18. the preparation method according to claim 4 or 5, wherein, described polyreaction carries out under auxiliary agent exists, described auxiliary agent at least one in chelating agen and other auxiliary agents；With the total mole number of described monomer mixture for benchmark, the consumption of described chelating agen is 0-2 mole of %, the consumption of other auxiliary agents described is 0-2 mole of %, and with the total mole number of monomer in described monomer mixture for benchmark, total consumption of described auxiliary agent is 0.0001-4 mole of %；Described chelating agen at least one in disodiumedetate, citric acid, citrate and poly-hydroxy acrylic acid, other auxiliary agents described at least one in carbamide, sodium formate, isopropanol and sodium hypophosphite.

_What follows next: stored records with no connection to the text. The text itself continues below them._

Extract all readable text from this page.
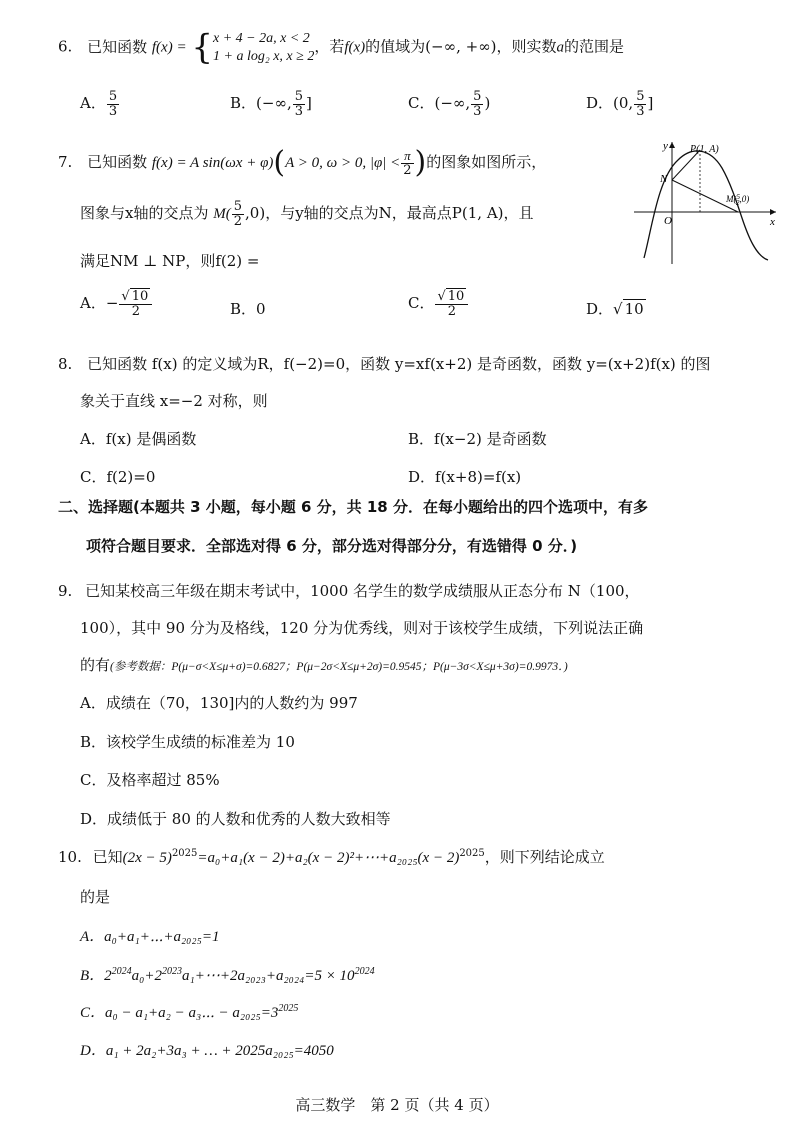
6. 已知函数 f(x) = { x + 4 − 2a, x < 2
1 + a log₂ x, x ≥ 2
，若f(x)的值域为(−∞, +∞)，则实数a的范围是
A． $\frac{5}{3}$	B．(−∞, $\frac{5}{3}$ ]	C．(−∞, $\frac{5}{3}$ )	D．(0, $\frac{5}{3}$ ]
7. 已知函数 f(x) = A sin(ωx + φ)(A > 0, ω > 0, $|\varphi| < \frac{\pi}{2}$ )的图象如图所示，
图象与x轴的交点为 $M( \frac{5}{2} ,0)$，与y轴的交点为N，最高点P(1, A)，且
满足NM ⊥ NP，则f(2) =
A．− $\frac{√ 10}{2}$	B．0	C． $\frac{√ 10}{2}$	D．√ 10
y
x
O
N
P(1, A)
M($^5$ 2,0)
8. 已知函数 f(x) 的定义域为R，f(−2)=0，函数 y=xf(x+2) 是奇函数，函数 y=(x+2)f(x) 的图
象关于直线 x=−2 对称，则
A．f(x) 是偶函数	B．f(x−2) 是奇函数
C．f(2)=0	D．f(x+8)=f(x)
二、选择题(本题共 3 小题，每小题 6 分，共 18 分．在每小题给出的四个选项中，有多
项符合题目要求．全部选对得 6 分，部分选对得部分分，有选错得 0 分．)
9. 已知某校高三年级在期末考试中，1000 名学生的数学成绩服从正态分布 N（100，
100），其中 90 分为及格线，120 分为优秀线，则对于该校学生成绩，下列说法正确
的有(参考数据：P(μ−σ<X≤μ+σ)=0.6827；P(μ−2σ<X≤μ+2σ)=0.9545；P(μ−3σ<X≤μ+3σ)=0.9973．)
A．成绩在（70，130]内的人数约为 997
B．该校学生成绩的标准差为 10
C．及格率超过 85%
D．成绩低于 80 的人数和优秀的人数大致相等
10. 已知$(2x - 5)^{2025}=a_0+a_1(x - 2)+a_2(x$ − 2)²+⋯+a₂₀₂₅(x − 2)$^{2025}$，则下列结论成立
的是
A．a₀+a₁+⋯+a₂₀₂₅=1
B．$2^{2024}a_0+2^{2023}a_1+\cdots+2a_{2023}+a_{2024}=5 \times 10^{2024}$
C．a₀ − a₁+a₂ − a₃⋯ − $a_{2025}=3^{2025}$
D．a₁ + 2a₂+3a₃ + … + 2025a₂₀₂₅=4050
高三数学　第 2 页（共 4 页）
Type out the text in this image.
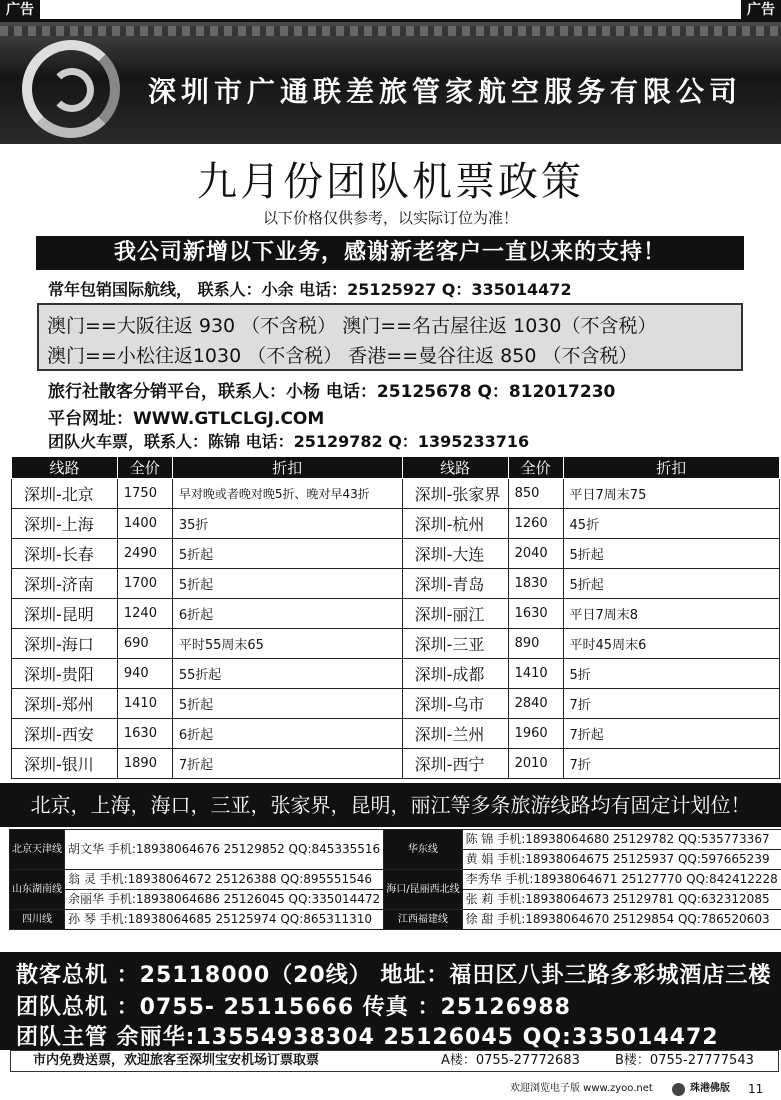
广告	广告
深圳市广通联差旅管家航空服务有限公司
九月份团队机票政策
以下价格仅供参考，以实际订位为准！
我公司新增以下业务，感谢新老客户一直以来的支持！
常年包销国际航线， 联系人：小余 电话：25125927 Q：335014472
澳门==大阪往返 930 （不含税） 澳门==名古屋往返 1030（不含税）
澳门==小松往返1030 （不含税） 香港==曼谷往返 850 （不含税）
旅行社散客分销平台，联系人：小杨 电话：25125678 Q：812017230
平台网址：WWW.GTLCLGJ.COM
团队火车票，联系人：陈锦 电话：25129782 Q：1395233716
线路	全价	折扣	线路	全价	折扣
深圳-北京	1750	早对晚或者晚对晚5折、晚对早43折	深圳-张家界	850	平日7周末75
深圳-上海	1400	35折	深圳-杭州	1260	45折
深圳-长春	2490	5折起	深圳-大连	2040	5折起
深圳-济南	1700	5折起	深圳-青岛	1830	5折起
深圳-昆明	1240	6折起	深圳-丽江	1630	平日7周末8
深圳-海口	690	平时55周末65	深圳-三亚	890	平时45周末6
深圳-贵阳	940	55折起	深圳-成都	1410	5折
深圳-郑州	1410	5折起	深圳-乌市	2840	7折
深圳-西安	1630	6折起	深圳-兰州	1960	7折起
深圳-银川	1890	7折起	深圳-西宁	2010	7折
北京，上海，海口，三亚，张家界，昆明，丽江等多条旅游线路均有固定计划位！
北京天津线	胡文华 手机:18938064676 25129852 QQ:845335516	华东线	陈 锦 手机:18938064680 25129782 QQ:535773367
			黄 娟 手机:18938064675 25125937 QQ:597665239
山东湖南线	翁 灵 手机:18938064672 25126388 QQ:895551546	海口/昆丽西北线	李秀华 手机:18938064671 25127770 QQ:842412228
	余丽华 手机:18938064686 25126045 QQ:335014472		张 莉 手机:18938064673 25129781 QQ:632312085
四川线	孙 琴 手机:18938064685 25125974 QQ:865311310	江西福建线	徐 甜 手机:18938064670 25129854 QQ:786520603
散客总机 ：25118000（20线） 地址：福田区八卦三路多彩城酒店三楼
团队总机 ：0755- 25115666 传真 ：25126988
团队主管 余丽华:13554938304 25126045 QQ:335014472
市内免费送票，欢迎旅客至深圳宝安机场订票取票	A楼：0755-27772683	B楼：0755-27777543
欢迎浏览电子版 www.zyoo.net	珠港佛版 11
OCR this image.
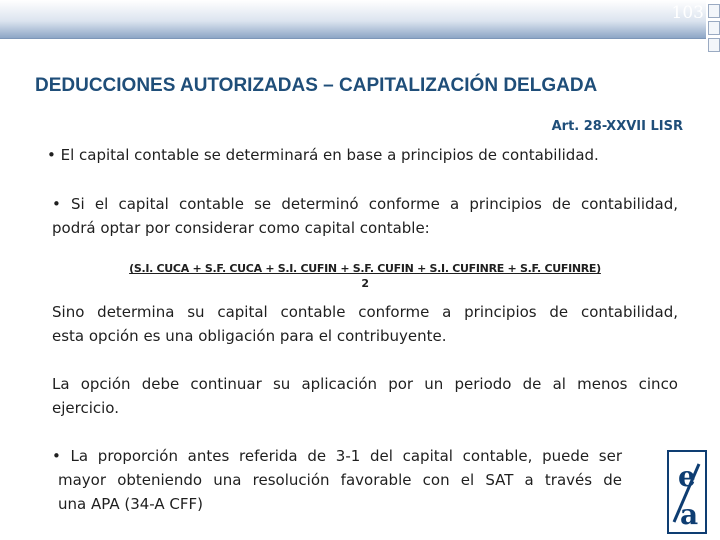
103
DEDUCCIONES AUTORIZADAS – CAPITALIZACIÓN DELGADA
Art. 28-XXVII LISR
• El capital contable se determinará en base a principios de contabilidad.
• Si el capital contable se determinó conforme a principios de contabilidad,
podrá optar por considerar como capital contable:
(S.I. CUCA + S.F. CUCA + S.I. CUFIN + S.F. CUFIN + S.I. CUFINRE + S.F. CUFINRE)
2
Sino determina su capital contable conforme a principios de contabilidad,
esta opción es una obligación para el contribuyente.
La opción debe continuar su aplicación por un periodo de al menos cinco
ejercicio.
• La proporción antes referida de 3-1 del capital contable, puede ser
mayor obteniendo una resolución favorable con el SAT a través de
una APA (34-A CFF)
e
a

19. the preparation method according to claim 4 or 5, wherein, described polyreaction carries out in the presence of an inert gas, and described polymeric reaction condition includes: temperature is 0-80 DEG C, and the time is 1-24 hour, and pH value is 5-13.

20. preparation method according to claim 4, wherein, described polyreaction includes the three phases being sequentially carried out, and the reaction condition of first stage includes: temperature is 0-10 DEG C, and the time is 1-15 hour；The reaction condition of second stage includes: temperature is 15-30 DEG C, and the time is 3-8 hour；The reaction condition of phase III includes: temperature is 35-60 DEG C, and the time is 2-14 hour.

21. preparation method according to claim 5, wherein, described polyreaction includes two stages being sequentially carried out, and the reaction condition of first stage includes: temperature is 0-20 DEG C, and the time is 1-15 hour；The reaction condition of second stage includes: temperature is 20-60 DEG C, and the time is 2-8 hour.

22. the acrylamide based copolymer that the preparation method according to any one in claim 4-21 prepares.

23. acrylamide based copolymer described in any one application in drag reducer in claim 1-3 and 22.